2Sie soll vor dem Ende des zweiten Ausbildungsjahres stattfinden.

(2) Die Zwischenprüfung erstreckt sich auf die in der Anlage für das erste Ausbildungsjahr und die erste Hälfte des zweiten Ausbildungsjahres aufgeführten Fertigkeiten und Kenntnisse sowie auf den im Berufsschulunterricht entsprechend dem Rahmenlehrplan zu vermittelnden Lehrstoff, soweit er für die Berufsausbildung wesentlich ist.

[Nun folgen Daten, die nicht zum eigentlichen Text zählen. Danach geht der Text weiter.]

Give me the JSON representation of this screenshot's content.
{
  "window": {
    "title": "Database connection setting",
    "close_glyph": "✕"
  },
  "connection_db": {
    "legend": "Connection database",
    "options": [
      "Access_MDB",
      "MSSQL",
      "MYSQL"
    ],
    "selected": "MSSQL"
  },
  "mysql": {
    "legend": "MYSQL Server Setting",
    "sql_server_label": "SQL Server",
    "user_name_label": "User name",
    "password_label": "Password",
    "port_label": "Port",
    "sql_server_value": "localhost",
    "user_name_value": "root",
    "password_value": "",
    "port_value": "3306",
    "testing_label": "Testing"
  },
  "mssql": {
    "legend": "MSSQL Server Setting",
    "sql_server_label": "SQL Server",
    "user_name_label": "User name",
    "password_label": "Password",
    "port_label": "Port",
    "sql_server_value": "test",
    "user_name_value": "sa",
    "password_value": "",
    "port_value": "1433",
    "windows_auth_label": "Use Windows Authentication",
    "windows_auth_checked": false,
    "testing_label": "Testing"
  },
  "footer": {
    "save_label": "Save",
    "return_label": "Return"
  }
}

(3) 1In höchstens vier Stunden soll der Prüfling zwei praktische Aufgaben bearbeiten.
2Dabei soll er zeigen, dass er Arbeiten planen, durchführen und die Ergebnisse beurteilen und kontrollieren sowie Gesichtspunkte der Hygiene, des Umweltschutzes, der Wirtschaftlichkeit, der Arbeitssicherheit, des Gesundheitsschutzes und der Kundenorientierung berücksichtigen kann.

3Dem Prüfling sind Aufgaben aus unterschiedlichen Gebieten vorzulegen.

4Als Gebiete gelten:

1.
Herstellen eines gefüllten und dekorierten Konditoreierzeugnisses aus Teig,
2.
Herstellen eines gefüllten Konditoreierzeugnisses aus Masse,
3.
Herstellen eines kleinen Gerichtes aus frischen Rohstoffen.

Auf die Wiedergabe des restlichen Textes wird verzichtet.